Don't be put off by the pig's ear with grilled tiger prawn and pork jowl. This is offal at its most inoffensive. The ear is a crisp puff; the pork jowl has been slow cooked, the meat shredded and enrobed in light, golden batter. Add a perfectly grilled prawn, a scattering of golden corn and smears of corn cream for a dish that goes beautifully with a glass of Margan white label chardonnay, 2013.
Local duck - breast and confit leg meat - makes a fine main for a smaller appetite with its baby golden and purple beetroot, charred baby leek and vanilla bean-speckled duck jus.
Dry, aged Wagyu makes a duo appearance in a gutsy dish: a medium-rare and well-rested sirloin sits beside a slow-cooked, fall-apart wedge of short rib and a segment of marrow bone. This generous dish also includes a crisp onion ring, sweet roasted parsnip and creamy smoked potato mash. Make sure you have some bread left to mop up the sticky jus. And Margan special release "claret" (cabernet/merlot blend) 2013 could have been made for it.

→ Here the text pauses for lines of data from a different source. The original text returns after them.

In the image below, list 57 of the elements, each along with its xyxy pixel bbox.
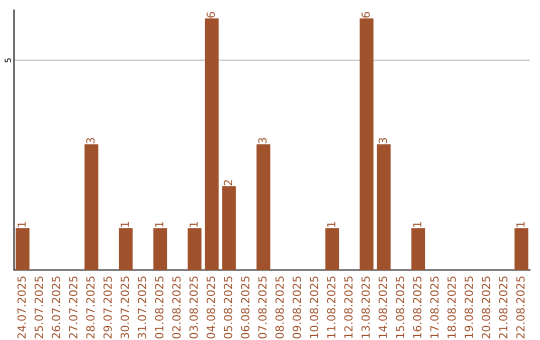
x-tick-label: 26.07.2025 [52, 276, 60, 338]
x-tick-label: 08.08.2025 [275, 276, 284, 338]
x-tick-label: 20.08.2025 [482, 276, 490, 338]
bar [222, 186, 236, 270]
x-tick-label: 11.08.2025 [327, 276, 336, 338]
x-tick-label: 18.08.2025 [447, 276, 456, 338]
x-tick-label: 14.08.2025 [378, 276, 388, 338]
bar [256, 144, 270, 270]
x-tick-label: 05.08.2025 [224, 276, 232, 338]
x-tick-label: 30.07.2025 [120, 276, 130, 338]
bar [188, 228, 202, 270]
x-tick-label: 25.07.2025 [34, 276, 44, 338]
x-tick-label: 17.08.2025 [430, 276, 439, 338]
data-label: 1 [516, 222, 524, 227]
x-tick-label: 21.08.2025 [499, 276, 508, 338]
x-tick-label: 03.08.2025 [189, 276, 198, 338]
x-tick-label: 04.08.2025 [206, 276, 216, 338]
bar [514, 228, 528, 270]
x-tick-label: 02.08.2025 [172, 276, 181, 338]
bar [84, 144, 98, 270]
bar [153, 228, 168, 270]
x-tick-label: 15.08.2025 [396, 276, 404, 338]
x-tick-label: 12.08.2025 [344, 276, 353, 338]
x-tick-label: 27.07.2025 [69, 276, 78, 338]
data-label: 3 [258, 138, 267, 144]
data-label: 6 [206, 12, 216, 18]
bar [118, 228, 133, 270]
y-tick-label: 5 [4, 58, 11, 62]
x-tick-label: 07.08.2025 [258, 276, 267, 338]
data-label: 1 [120, 222, 129, 227]
bar [204, 18, 219, 270]
x-tick-label: 09.08.2025 [292, 276, 302, 338]
x-tick-label: 31.07.2025 [138, 276, 146, 338]
bar [360, 18, 374, 270]
data-label: 6 [361, 12, 370, 18]
x-tick-label: 22.08.2025 [516, 276, 525, 338]
x-tick-label: 06.08.2025 [241, 276, 250, 338]
x-tick-label: 01.08.2025 [155, 276, 164, 338]
x-tick-label: 13.08.2025 [361, 276, 370, 338]
x-tick-label: 16.08.2025 [413, 276, 422, 338]
data-label: 1 [190, 222, 198, 227]
data-label: 1 [18, 222, 26, 227]
bar [325, 228, 340, 270]
data-label: 2 [224, 180, 232, 186]
data-label: 1 [413, 222, 422, 227]
data-label: 1 [155, 222, 164, 227]
x-tick-label: 10.08.2025 [310, 276, 318, 338]
data-label: 3 [86, 138, 95, 144]
x-tick-label: 24.07.2025 [17, 276, 26, 338]
bar [411, 228, 426, 270]
bar [376, 144, 391, 270]
data-label: 1 [327, 222, 336, 227]
data-label: 3 [378, 138, 388, 144]
x-tick-label: 19.08.2025 [464, 276, 474, 338]
x-tick-label: 29.07.2025 [103, 276, 112, 338]
bar [16, 228, 30, 270]
x-tick-label: 28.07.2025 [86, 276, 95, 338]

I love chocolate, the darker the better, but usually don't choose a chocolate dessert. The kitchen is trialling a new one, whose description even makes your mouth water. Mousse-soft dark-chocolate creme, white-chocolate ice-cream, crunchy peanut brittle, in pieces and crumbs, a feather-light peanut sponge and a ribbon of dark chocolate jelly is arranged across the plate in a symphony of browns, beige and cream. There are many reasons for visiting Hunter Valley; the lovely Broke-Fordwich with a meal at Margan is just one of them.
What: Margan Restaurant;
1238 Milbrodale Road, Broke; 65791372; margan.com.au.
Chef: Michael Robinson.
Wines: Award-winning wine list including Margan’s wines at winery prices and an extensive selection of regional and international wines; all Margan’s wines by the glass.
Hours: Lunch: Fri-Sun; Dinner: Fri-Sat; Breakfast: Sunday, 9am-11am; Mondays for lunch most public holidays (bookings essential).
Vegetarian: one entree, one main.
Bottom line: Two courses, $65, three courses, $80; five-course degustation, $100 ($145 with matching wines) per person.
Wheelchair access: level access through the wine-tasting room.
Do try: grilled tiger prawn, pork jowl, crisp pig’s ear, sweet corn.